The peak flow of snowmelt runoff into Santa Rosa Reservoir, located at the top of the system, amounted to only a trickle of about 5 cubic feet per second this year. Total volume during the runoff period was about 700 acre-feet, or 56 times less than the historical average. That meant less water for downstream users.

About 80% of the basin's water goes to agriculture.

Other concerns include having enough water in the system to support threatened species and meeting delivery obligations to users in Texas as part of a water-sharing compact and a court settlement.

Rather than worry about the uncertainty of projections about the future, the study focused on a series of storylines about how the basin might evolve. Water managers then imagined how water uses could change as a result.

“We're not really dealing with the uncertainty question or trying to find the most likely future," Llewellyn said. "We're developing these different sandboxes that we can play in to see how we might behave, how we might use water, how we might modify our infrastructure, our operations under different potential future conditions.”

A number of factors were worked into the models used for the study, from irrigation shortages and endangered species considerations to water releases for Texas.

Officials said a decrease in future supplies won't necessarily mean a cut in agricultural production.

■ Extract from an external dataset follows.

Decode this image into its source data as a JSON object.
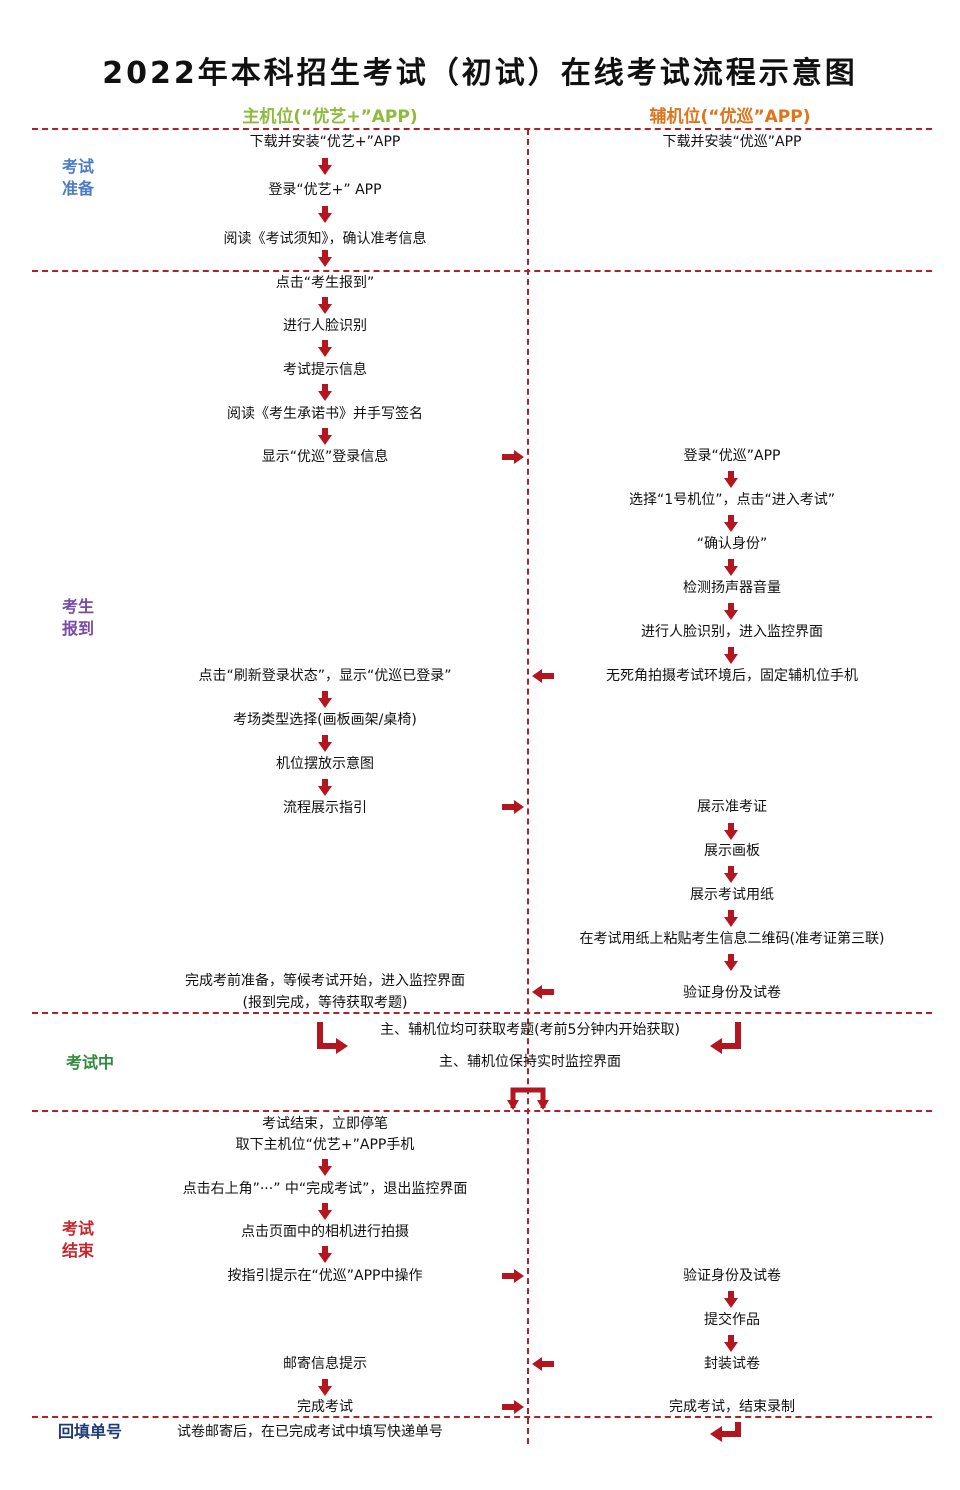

Irrigation and infrastructure improvements, the use of more greenhouses, changes in the kinds of crops that are grown and other programs like water banking could be used to offset shrinking supplies.

Some irrigation districts already have been making changes. In Fort Sumner, real-time flow measurement devices and an automatic head gate have been installed. Other agencies are working on collecting more data to help with decision-making down the line.

Officials acknowledged that population growth in Roswell, Carlsbad and other communities along the Pecos River in eastern New Mexico could impact future demands, but the study didn’t evaluate domestic wells or potential changes in those over time.